M. FERIT HOXHA (Albanie) a salué la formation du nouveau Gouvernement et la décision du Conseil européen d’accorder le statut de candidat à l’adhésion à l’Union européenne à la Bosnie-Herzégovine, « la seule voie à suivre pour ce pays ». À cette fin, il a exhorté les parties prenantes à concrétiser les 14 priorités clefs annoncées par la Commission européenne. De même, il faut mettre en œuvre le programme « 5 plus 2 ». Rappelant la commémoration, le 5 mai, du massacre de 1 601 enfants durant le siège de Sarajevo, entre 1992 et 1996, le délégué a mis en garde contre toute tentative de réécrire l’histoire. Préoccupé par l’évolution de la situation en Republika Srpska, il a dénoncé une violation flagrante et délibérée de la Constitution de la Bosnie-Herzégovine et salué l’engagement actif du Haut-Représentant pour mettre fin à cette dynamique. Les actions et les politiques de la Republika Srpska sont une recette pour rendre le pays non fonctionnel, a-t-il mis en garde. On ne construit pas un avenir viable et durable en Europe en glorifiant les criminels de guerre, en niant le génocide, en remettant en question la souveraineté et l’unité du pays et en investissant dans le discours de haine et la discrimination. « La Republika Srpska n’est pas, ne peut pas et ne sera pas le modèle politique dans les Balkans occidentaux », a assuré le représentant. Elle ne doit pas être autorisée à briser l’unité du pays.

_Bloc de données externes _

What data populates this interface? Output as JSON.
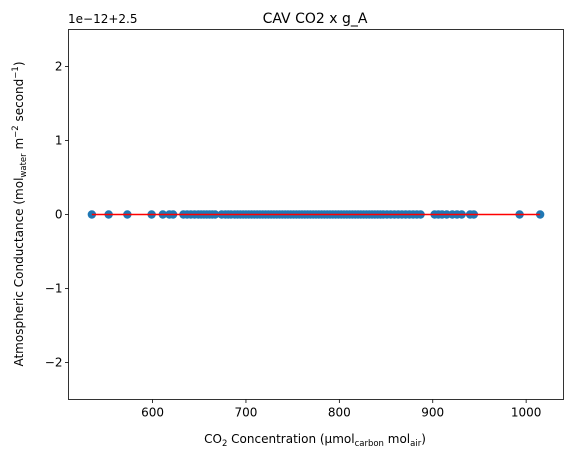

M. JAMES KARIUKI (Royaume-Uni) a salué la formation d’un nouveau gouvernement de la Fédération de Bosnie-Herzégovine le 28 avril, en espérant qu’il aidera à contrer les acteurs hostiles, à progresser sur la voie de l’intégration euro-atlantique et à mettre en œuvre les réformes nécessaires. Il a exhorté tous les acteurs à mettre de côté leurs intérêts étroits pour promouvoir une politique collaborative et constructive au cours de la période à venir. « Il s’agit notamment de mettre fin aux tentatives d’entrave à la gouvernance et de travailler ensemble pour convenir d’une alternative à l’amendement permanent de la Constitution de la Fédération avant mai 2024 », a observé le délégué. Préoccupé par la rhétorique et les actions dangereuses, clivantes et sécessionnistes des dirigeants de la Republika Srpska, il a jugé que les récentes mesures législatives autoritaires prises par cette entité menacent la paix et la stabilité en Bosnie-Herzégovine et dans l’ensemble de la région. Dans ce contexte, a estimé le délégué, il est plus important que jamais que le Conseil de sécurité maintienne son soutien à la mise en œuvre de l’Accord de paix de Dayton et au Haut-Représentant.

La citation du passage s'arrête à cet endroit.